WASHINGTON -- The last time a leading Western politician introduced a flat tax, she paid dearly for it.
Margaret Thatcher's 1988 poll, or head, tax on every Briton led to demonstrations around the country and a violent riot in London's Trafalgar Square, and inflamed the "fairness issue" that contributed to her downfall a year later.
The ordinary Briton was outraged at the notion that the pauper in public housing had to pay exactly the same tax as the lord in his manor. By popular demand, the head tax, which replaced a value-based property tax, is to be converted into a more progressive system next year.

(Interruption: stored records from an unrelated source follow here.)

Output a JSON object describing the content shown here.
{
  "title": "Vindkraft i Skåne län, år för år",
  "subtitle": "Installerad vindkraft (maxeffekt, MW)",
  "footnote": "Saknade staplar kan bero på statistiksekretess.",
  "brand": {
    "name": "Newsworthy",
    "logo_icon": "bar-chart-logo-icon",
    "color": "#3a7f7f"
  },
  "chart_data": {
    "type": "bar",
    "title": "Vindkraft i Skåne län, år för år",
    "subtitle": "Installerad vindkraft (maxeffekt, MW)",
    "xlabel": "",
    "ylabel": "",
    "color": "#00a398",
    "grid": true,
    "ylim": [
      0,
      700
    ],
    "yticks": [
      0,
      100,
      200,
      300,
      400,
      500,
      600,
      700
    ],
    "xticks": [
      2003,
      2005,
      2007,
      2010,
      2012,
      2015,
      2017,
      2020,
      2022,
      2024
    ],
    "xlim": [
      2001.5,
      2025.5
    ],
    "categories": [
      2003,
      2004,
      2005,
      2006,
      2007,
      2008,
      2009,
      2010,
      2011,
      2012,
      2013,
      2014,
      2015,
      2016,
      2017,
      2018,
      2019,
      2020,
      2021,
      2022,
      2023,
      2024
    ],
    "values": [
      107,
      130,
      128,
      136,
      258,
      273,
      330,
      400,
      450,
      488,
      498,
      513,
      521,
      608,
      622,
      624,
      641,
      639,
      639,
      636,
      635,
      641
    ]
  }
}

Now comes Jerry Brown, advancing in the Democratic primaries on a tide of voter anger, a slew of vague promises and a single firm policy: a flat 13 percent income tax.
Mr. Brown would tax the salary of the auto executive in Detroit at the same rate as the pay of an auto mechanic in Dundalk, the guest in the hotel penthouse at the same rate as the porter who delivers room service.
What is particularly surprising is that a social liberal from California, that most progressive of states, should be advocating this most regressive of taxes. It would reverse the entire thrust of modern U.S. fiscal policy: the use of taxes to equalize income distribution by charging the the rich more and the poor less.
Citizens for Tax Justice, a think tank that devotes its efforts to making the tax system fairer, calls Mr. Brown's tax suggestion "stupid."
Mr. Brown not only advocates replacing current tax brackets with a flat 13 percent tax on individual income, but he would also scrap corporate taxes and substitute a flat 13 percent value added tax.
The result, according the Citizens for Tax Justice, would be higher taxes on most families, lower taxes on the rich and an increase of $200 billion in the federal budget deficit.
"It would be the greatest thing for the rich and powerful since Andrew Mellon was Calvin Coolidge's Treasury secretary in the 1920s," said an analysis by the think tank.
Advocates of a flat tax do not dispute that it would help the rich, but argue that it would give a major boost to the economy.
"A flat tax is a very good idea. It's an abusive idea that our tax codes should be deliberately designed to redistribute income and punish those who make more money," said Daniel Mitchell, economist with the conservative Heritage Foundation. "Outside of Havana, Cuba, you would think that those ideas would not have much credibility any more."